Personal information
- Full name: Sander Drange Heieren
- Born: 23 October 1998 (age 27) Sande, Vestfold, Norway
- Nationality: Norwegian
- Height: 1.95 m (6 ft 5 in)
- Playing position: Goalkeeper

Club information
- Current club: TTH Holstebro
- Number: 16

Senior clubs
- Years: Team
- 2017–2019: Fold-St. Hallvard
- 2019–2022: Drammen HK
- 2022–2025: TTH Holstebro
- 2025–: Fredericia HK

National team
- Years: Team / Apps / (Gls)
- 2021–: Norway / 9 / (0)

= Sander Heieren =

Norwegian handball player (born 1998)

Sander Drange Heieren (born 23 October 1998) is a Norwegian handball player for TTH Holstebro and the Norwegian national team.

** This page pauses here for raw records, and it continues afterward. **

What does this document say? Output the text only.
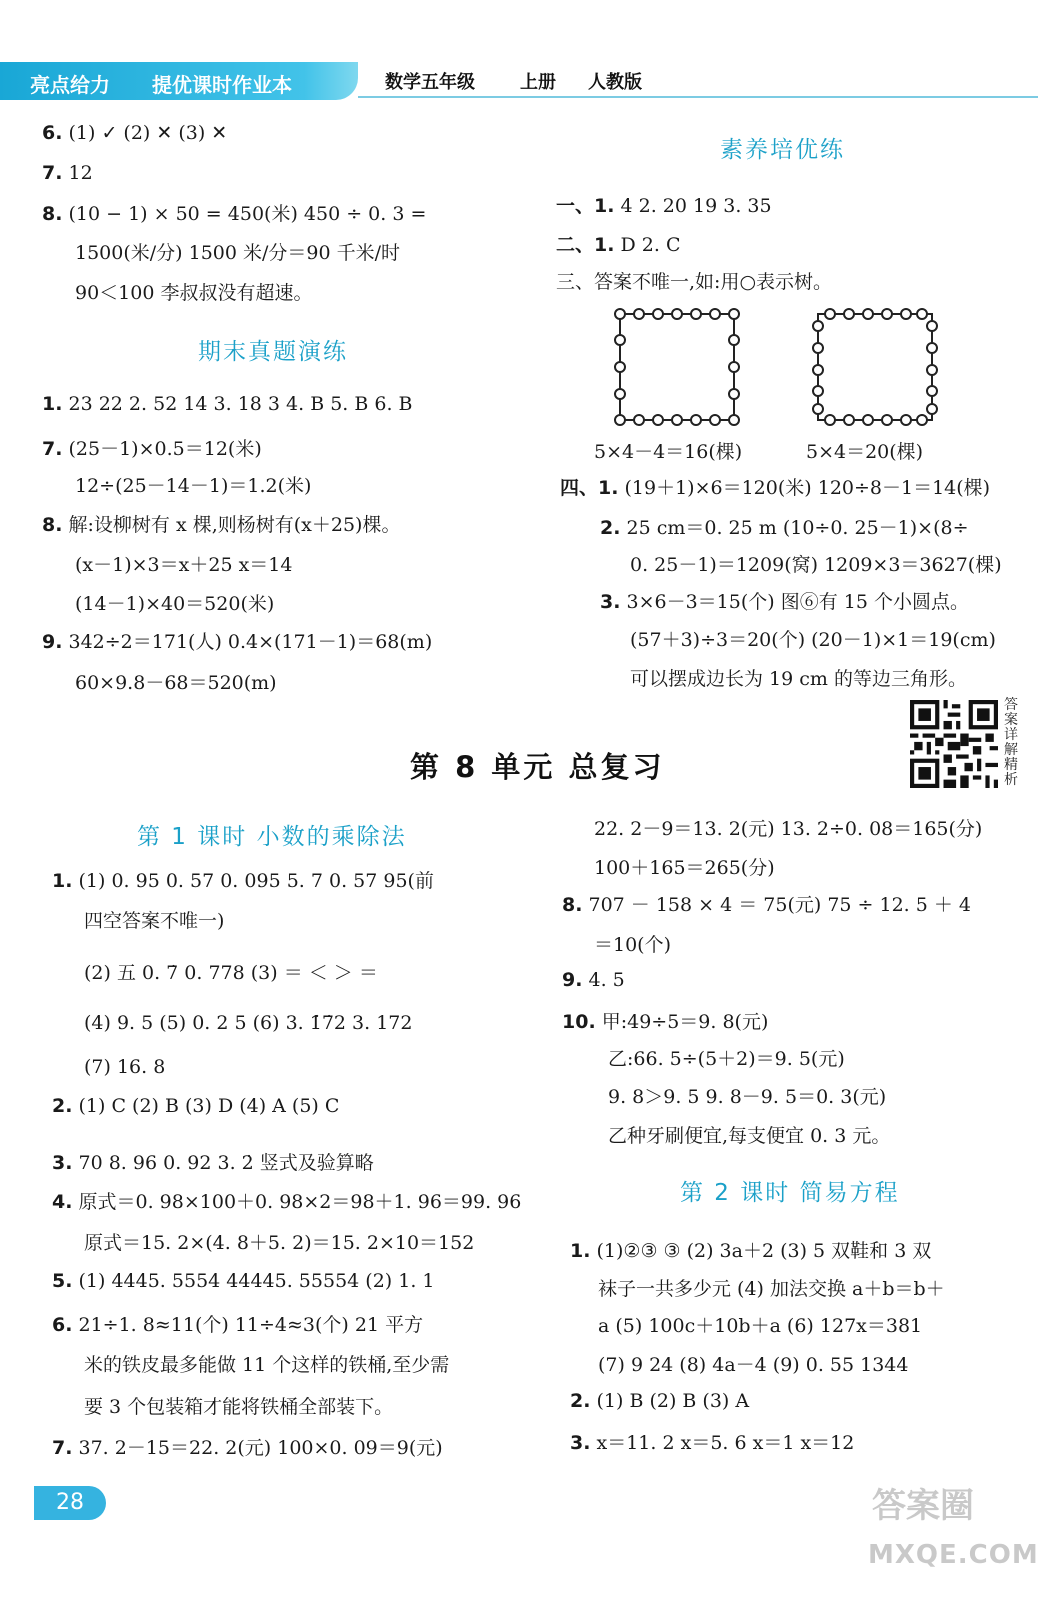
亮点给力 提优课时作业本	数学五年级	上册 人教版
6. (1) ✓ (2) ✕ (3) ✕
7. 12
8. (10 − 1) × 50 = 450(米) 450 ÷ 0. 3 =
1500(米/分) 1500 米/分＝90 千米/时
90＜100 李叔叔没有超速。
期末真题演练
1. 23 22 2. 52 14 3. 18 3 4. B 5. B 6. B
7. (25－1)×0.5＝12(米)
12÷(25－14－1)＝1.2(米)
8. 解:设柳树有 x 棵,则杨树有(x＋25)棵。
(x－1)×3＝x＋25 x＝14
(14－1)×40＝520(米)
9. 342÷2＝171(人) 0.4×(171－1)＝68(m)
60×9.8－68＝520(m)
素养培优练
一、1. 4 2. 20 19 3. 35
二、1. D 2. C
三、答案不唯一,如:用○表示树。
5×4－4＝16(棵)	5×4＝20(棵)
四、1. (19＋1)×6＝120(米) 120÷8－1＝14(棵)
2. 25 cm＝0. 25 m (10÷0. 25－1)×(8÷
0. 25－1)＝1209(窝) 1209×3＝3627(棵)
3. 3×6－3＝15(个) 图⑥有 15 个小圆点。
(57＋3)÷3＝20(个) (20－1)×1＝19(cm)
可以摆成边长为 19 cm 的等边三角形。
答案详解精析
第 8 单元 总复习
第 1 课时 小数的乘除法
1. (1) 0. 95 0. 57 0. 095 5. 7 0. 57 95(前
四空答案不唯一)
(2) 五 0. 7̇ 0. 778 (3) ＝ ＜ ＞ ＝
(4) 9. 5 (5) 0. 2 5 (6) 3. 1̇7̇2 3. 172
(7) 16. 8
2. (1) C (2) B (3) D (4) A (5) C
3. 70 8. 96 0. 92 3. 2̇ 竖式及验算略
4. 原式＝0. 98×100＋0. 98×2＝98＋1. 96＝99. 96
原式＝15. 2×(4. 8＋5. 2)＝15. 2×10＝152
5. (1) 4445. 5554 44445. 55554 (2) 1. 1
6. 21÷1. 8≈11(个) 11÷4≈3(个) 21 平方
米的铁皮最多能做 11 个这样的铁桶,至少需
要 3 个包装箱才能将铁桶全部装下。
7. 37. 2－15＝22. 2(元) 100×0. 09＝9(元)
22. 2－9＝13. 2(元) 13. 2÷0. 08＝165(分)
100＋165＝265(分)
8. 707 － 158 × 4 ＝ 75(元) 75 ÷ 12. 5 ＋ 4
＝10(个)
9. 4. 5
10. 甲:49÷5＝9. 8(元)
乙:66. 5÷(5＋2)＝9. 5(元)
9. 8＞9. 5 9. 8－9. 5＝0. 3(元)
乙种牙刷便宜,每支便宜 0. 3 元。
第 2 课时 简易方程
1. (1)②③ ③ (2) 3a＋2 (3) 5 双鞋和 3 双
袜子一共多少元 (4) 加法交换 a＋b＝b＋
a (5) 100c＋10b＋a (6) 127x＝381
(7) 9 24 (8) 4a－4 (9) 0. 55 1344
2. (1) B (2) B (3) A
3. x＝11. 2 x＝5. 6 x＝1 x＝12
28	答案圈
MXQE.COM
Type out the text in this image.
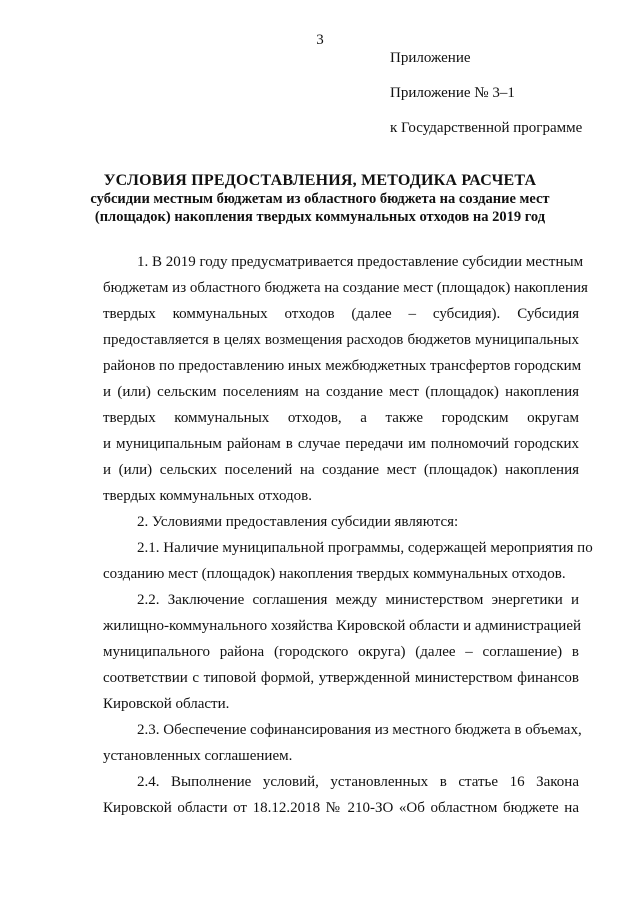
3
Приложение
Приложение № 3–1
к Государственной программе
УСЛОВИЯ ПРЕДОСТАВЛЕНИЯ, МЕТОДИКА РАСЧЕТА
субсидии местным бюджетам из областного бюджета на создание мест
(площадок) накопления твердых коммунальных отходов на 2019 год
1. В 2019 году предусматривается предоставление субсидии местным
бюджетам из областного бюджета на создание мест (площадок) накопления
твердых коммунальных отходов (далее – субсидия). Субсидия
предоставляется в целях возмещения расходов бюджетов муниципальных
районов по предоставлению иных межбюджетных трансфертов городским
и (или) сельским поселениям на создание мест (площадок) накопления
твердых коммунальных отходов, а также городским округам
и муниципальным районам в случае передачи им полномочий городских
и (или) сельских поселений на создание мест (площадок) накопления
твердых коммунальных отходов.
2. Условиями предоставления субсидии являются:
2.1. Наличие муниципальной программы, содержащей мероприятия по
созданию мест (площадок) накопления твердых коммунальных отходов.
2.2. Заключение соглашения между министерством энергетики и
жилищно-коммунального хозяйства Кировской области и администрацией
муниципального района (городского округа) (далее – соглашение) в
соответствии с типовой формой, утвержденной министерством финансов
Кировской области.
2.3. Обеспечение софинансирования из местного бюджета в объемах,
установленных соглашением.
2.4. Выполнение условий, установленных в статье 16 Закона
Кировской области от 18.12.2018 № 210-ЗО «Об областном бюджете на
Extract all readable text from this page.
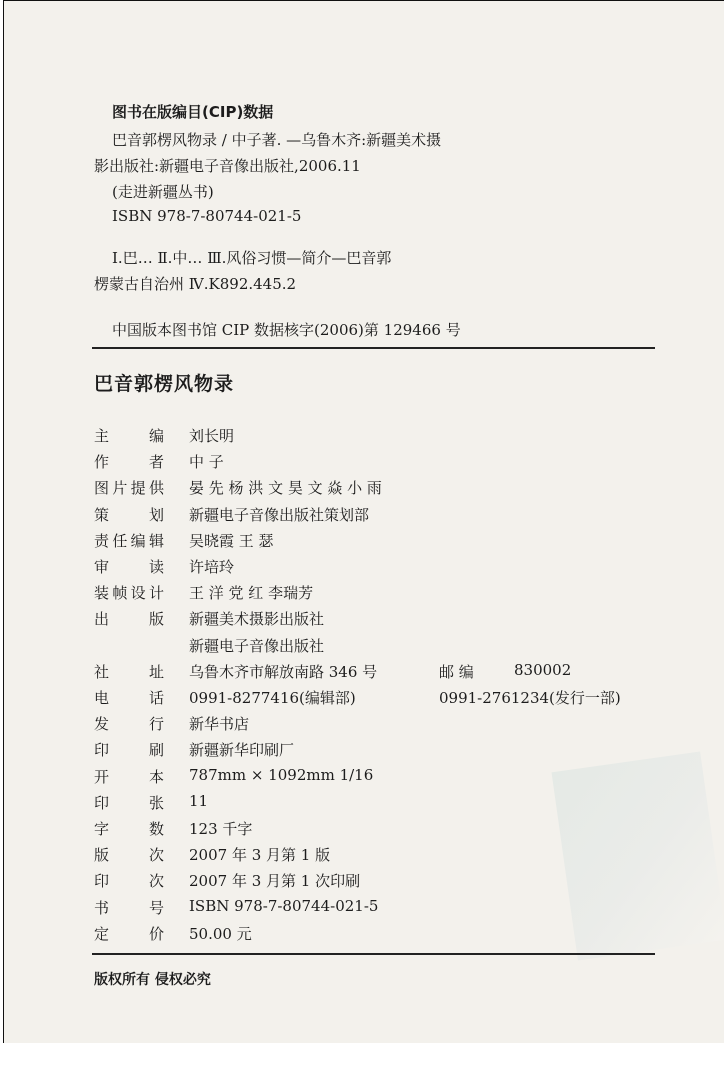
图书在版编目(CIP)数据
巴音郭楞风物录 / 中子著. —乌鲁木齐:新疆美术摄
影出版社:新疆电子音像出版社,2006.11
(走进新疆丛书)
ISBN 978-7-80744-021-5
Ⅰ.巴… Ⅱ.中… Ⅲ.风俗习惯—简介—巴音郭
楞蒙古自治州 Ⅳ.K892.445.2
中国版本图书馆 CIP 数据核字(2006)第 129466 号
巴音郭楞风物录
主	编 刘长明
作	者 中 子
图 片 提 供 晏 先 杨 洪 文 昊 文 焱 小 雨
策	划 新疆电子音像出版社策划部
责 任 编 辑 吴晓霞 王 瑟
审	读 许培玲
装 帧 设 计 王 洋 党 红 李瑞芳
出	版 新疆美术摄影出版社
新疆电子音像出版社
社	址 乌鲁木齐市解放南路 346 号	邮 编	830002
电	话 0991-8277416(编辑部)	0991-2761234(发行一部)
发	行 新华书店
印	刷 新疆新华印刷厂
开	本 787mm × 1092mm 1/16
印	张 11
字	数 123 千字
版	次 2007 年 3 月第 1 版
印	次 2007 年 3 月第 1 次印刷
书	号 ISBN 978-7-80744-021-5
定	价 50.00 元
版权所有 侵权必究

He represented Norway at the 2022 European Men's Handball Championship.

== Career ==
Heieren started playing handball aged 14. In the 2020-21 season he was named goalkeeper of the yeer, while playing for Drammen HK. The next season he won the Norwegian League with the club. In 2022 he joined Danish club TTH Holstebro.

In 2025 he joined league rivals Fredericia HK.